A viúva, um símbolo forte
As viúvas, na sociedade do tempo de Jesus, eram terrivelmente marginalizadas, pois não gozavam do amparo masculino em uma sociedade profundamente patriarcal. Jesus denunciou certa feita que os fariseus devoravam as casas das viúvas (cf. Mc 12,40) e, como na tradição sapiencial e profética (cf. Is 1,17.21; Sl 68,6; Eclo 4,10), é sensível ao seu drama social. A viuvez tem também um significado teológico, pois deriva da relação esponsal: esposo e esposa, símbolo forte da Aliança entre Deus e o seu povo. Os profetas alertam que o povo não é uma viúva sem marido (cf. Jr 51,50). Contudo, o sistema religioso de Israel afasta Deus do povo. A mulher que deposita no cofre do templo de Jerusalém tudo o que possui é símbolo dessa privação do esposo (cf. Mc 12,41-44). Deus, o esposo, foi “sequestrado” por uma religião, que deixou o povo como uma viúva.1
Toda essa reflexão enriquece o encontro de Jesus com a mulher viúva e seu simbolismo: é o encontro de Deus com tudo aquilo que aquela mulher representa.

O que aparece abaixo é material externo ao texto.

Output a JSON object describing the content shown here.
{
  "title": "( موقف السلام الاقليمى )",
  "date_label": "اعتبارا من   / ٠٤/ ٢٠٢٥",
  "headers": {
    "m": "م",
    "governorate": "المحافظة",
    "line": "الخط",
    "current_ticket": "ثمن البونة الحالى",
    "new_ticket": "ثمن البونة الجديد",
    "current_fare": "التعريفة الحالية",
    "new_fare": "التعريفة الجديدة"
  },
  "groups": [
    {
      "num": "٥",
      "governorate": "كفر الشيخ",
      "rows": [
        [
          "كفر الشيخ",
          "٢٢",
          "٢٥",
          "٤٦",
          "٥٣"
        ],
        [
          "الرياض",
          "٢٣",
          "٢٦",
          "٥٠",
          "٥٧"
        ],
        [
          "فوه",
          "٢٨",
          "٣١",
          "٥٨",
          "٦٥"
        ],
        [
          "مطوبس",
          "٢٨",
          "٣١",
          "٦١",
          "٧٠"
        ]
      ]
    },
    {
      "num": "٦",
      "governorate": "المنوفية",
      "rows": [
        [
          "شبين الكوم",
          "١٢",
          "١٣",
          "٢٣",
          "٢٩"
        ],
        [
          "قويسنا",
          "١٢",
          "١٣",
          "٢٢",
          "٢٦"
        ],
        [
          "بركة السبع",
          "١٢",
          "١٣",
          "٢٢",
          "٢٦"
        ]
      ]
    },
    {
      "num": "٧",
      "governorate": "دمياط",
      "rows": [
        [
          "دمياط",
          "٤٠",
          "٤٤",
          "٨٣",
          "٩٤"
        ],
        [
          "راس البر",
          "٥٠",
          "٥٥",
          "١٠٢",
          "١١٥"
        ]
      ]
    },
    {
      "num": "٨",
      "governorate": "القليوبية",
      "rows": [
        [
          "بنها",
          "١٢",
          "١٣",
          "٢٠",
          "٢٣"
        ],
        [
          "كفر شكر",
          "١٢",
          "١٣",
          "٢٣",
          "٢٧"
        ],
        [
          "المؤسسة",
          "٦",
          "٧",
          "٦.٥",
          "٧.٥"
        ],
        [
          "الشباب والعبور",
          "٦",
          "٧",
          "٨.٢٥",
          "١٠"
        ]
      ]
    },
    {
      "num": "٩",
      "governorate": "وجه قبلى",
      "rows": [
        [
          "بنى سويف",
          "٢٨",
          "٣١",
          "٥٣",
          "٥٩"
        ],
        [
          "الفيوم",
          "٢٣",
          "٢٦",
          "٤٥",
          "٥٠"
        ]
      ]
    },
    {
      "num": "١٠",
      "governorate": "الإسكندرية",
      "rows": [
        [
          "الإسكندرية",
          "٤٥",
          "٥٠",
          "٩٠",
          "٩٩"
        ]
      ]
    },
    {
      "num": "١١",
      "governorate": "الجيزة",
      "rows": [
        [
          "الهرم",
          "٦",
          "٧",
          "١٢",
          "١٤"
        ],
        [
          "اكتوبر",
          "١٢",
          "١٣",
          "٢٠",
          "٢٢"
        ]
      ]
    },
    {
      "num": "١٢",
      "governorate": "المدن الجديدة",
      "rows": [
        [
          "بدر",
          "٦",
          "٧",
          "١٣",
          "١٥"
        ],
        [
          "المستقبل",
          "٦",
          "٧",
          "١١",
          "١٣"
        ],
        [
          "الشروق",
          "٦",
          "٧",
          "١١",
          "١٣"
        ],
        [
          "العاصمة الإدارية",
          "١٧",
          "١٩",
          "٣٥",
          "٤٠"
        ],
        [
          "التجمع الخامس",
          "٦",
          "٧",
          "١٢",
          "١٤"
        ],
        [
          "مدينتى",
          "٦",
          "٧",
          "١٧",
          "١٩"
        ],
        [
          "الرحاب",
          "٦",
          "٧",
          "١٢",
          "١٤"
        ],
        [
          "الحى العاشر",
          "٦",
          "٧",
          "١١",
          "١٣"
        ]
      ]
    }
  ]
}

Contudo, a narrativa ainda apresenta um emento agravante: ela enterra seu filho único, sua última esperança de vida e sustento. Não apenas porque é uma mãe que enterra seu filho e por isso morre um pouco. Ela morre socialmente e é uma morte real, lenta e penosa. Na cidade da beleza e da formosura (Naim) não tem mais lugar para ela. O cortejo fúnebre tira-lhe a beleza de viver. Sabe-se que as viúvas se trajavam de modo diferenciado, apresentando sua condição social (Gn 38, 14-19; Jt 10, 3-4 e 16, 8). Valeria para a viúva a oração do salmo 88(87),5: “sou visto como os que baixam à cova, tornei-me uma pessoa sem forças”. A viúva compartilha com o filho o drama da morte. A morte que golpeia fatalmente a vida do filho, agora lhe tira o motivo de viver. É esse o cortejo que vem ao encontro de Jesus.
Compaixão, coisa de mãe
O evangelista narra que Jesus, ao vê-la, sentiu compaixão (v.13). O verbo grego (splangnízomai) que foi traduzido por “sentir compaixão”, comparece em mais duas narrativas lucanas: na parábola do pai misericordioso (15,20) e do bom Samaritano (10,33). Tem a ver com a citação profética de Isaías 49,15: “por acaso uma mulher se esquecerá da sua criancinha de peito? Não se compadecerá ela do filho do seu ventre? Ainda que as mulheres se esquecessem eu não me esqueceria de ti”. É útil aqui conhecer o sentido literal do verbo grego: comover-se nas entranhas. Essa “comoção uterina” revela traços muito maternais de Deus pelo seu povo. Lucas dá-nos um parâmetro para entender como Deus reage diante do sofrimento: como uma mãe. Sabemos que Jesus, sendo homem, não tinha útero para experimentar dores uterinas. Mas a narrativa lhe dá esse atributo, que supera as diferenças sexuais, explicitando o sentido da compaixão.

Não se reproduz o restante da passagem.